The results revealed that some LLMs had an impressive level of accuracy in identifying these attributes. GPT-4, in particular, achieved the highest overall accuracy at 85%, while a lower-powered LLM called LlaMA-2-7b had the least accuracy at 51%.

Staab emphasizes that this study highlights how much personal information we unknowingly disclose online. It’s common for users to overlook the fact that their age or location can be directly inferred from their writing style, but LLMs have proven to be quite capable in this regard.
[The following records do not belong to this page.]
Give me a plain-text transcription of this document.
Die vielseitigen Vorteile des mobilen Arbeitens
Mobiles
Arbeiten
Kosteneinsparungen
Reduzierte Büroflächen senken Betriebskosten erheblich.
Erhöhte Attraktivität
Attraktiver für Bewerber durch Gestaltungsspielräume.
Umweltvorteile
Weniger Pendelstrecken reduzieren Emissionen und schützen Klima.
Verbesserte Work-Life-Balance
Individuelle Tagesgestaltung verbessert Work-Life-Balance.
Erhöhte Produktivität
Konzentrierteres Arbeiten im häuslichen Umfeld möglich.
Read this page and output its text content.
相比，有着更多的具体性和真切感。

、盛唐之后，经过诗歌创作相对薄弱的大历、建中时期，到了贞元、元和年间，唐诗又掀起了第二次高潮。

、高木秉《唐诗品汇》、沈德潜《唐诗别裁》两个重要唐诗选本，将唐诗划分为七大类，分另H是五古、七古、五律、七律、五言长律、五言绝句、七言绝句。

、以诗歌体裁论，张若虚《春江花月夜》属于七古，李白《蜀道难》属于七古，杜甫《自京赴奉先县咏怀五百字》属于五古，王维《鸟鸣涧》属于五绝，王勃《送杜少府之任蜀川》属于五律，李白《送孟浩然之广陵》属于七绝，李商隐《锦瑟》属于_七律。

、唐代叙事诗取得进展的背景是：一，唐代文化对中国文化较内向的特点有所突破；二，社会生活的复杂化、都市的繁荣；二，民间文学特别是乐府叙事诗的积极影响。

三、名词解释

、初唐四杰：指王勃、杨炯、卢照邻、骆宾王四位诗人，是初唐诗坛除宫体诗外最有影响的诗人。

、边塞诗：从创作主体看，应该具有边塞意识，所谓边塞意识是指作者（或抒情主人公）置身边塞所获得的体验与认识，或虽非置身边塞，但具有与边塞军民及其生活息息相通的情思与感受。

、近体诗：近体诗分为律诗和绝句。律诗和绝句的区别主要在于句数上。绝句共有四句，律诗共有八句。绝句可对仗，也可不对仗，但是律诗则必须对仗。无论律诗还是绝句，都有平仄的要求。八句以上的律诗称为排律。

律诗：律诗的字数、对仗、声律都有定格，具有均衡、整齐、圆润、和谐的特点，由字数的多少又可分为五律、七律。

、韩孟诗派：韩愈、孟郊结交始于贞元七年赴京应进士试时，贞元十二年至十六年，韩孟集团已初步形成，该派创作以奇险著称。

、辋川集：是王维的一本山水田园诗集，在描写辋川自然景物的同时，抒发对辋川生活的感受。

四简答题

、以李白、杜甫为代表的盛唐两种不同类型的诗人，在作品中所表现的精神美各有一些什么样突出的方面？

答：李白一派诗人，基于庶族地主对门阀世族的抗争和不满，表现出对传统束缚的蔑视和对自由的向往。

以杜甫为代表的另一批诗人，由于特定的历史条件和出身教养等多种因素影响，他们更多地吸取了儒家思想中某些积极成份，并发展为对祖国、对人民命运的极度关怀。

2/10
Interestingly, the LLMs not only picked up on explicitly stated personal details in the posts, such as income mentioned in financial advice forums, but also on subtler cues like location-specific slang. By considering a user’s profession and location, they could even estimate a salary range.

However, the study revealed that some characteristics were easier for the LLMs to discern than others. GPT-4, for example, was 97.8% accurate in guessing gender but only 62.5% accurate in predicting income.

As Alan Woodward from the University of Surrey notes, we are only scratching the surface when it comes to understanding how privacy is impacted the use of LLMs. With the increasing prevalence of AI-powered language models, it is crucial for individuals to be mindful of the personal information they inadvertently reveal online.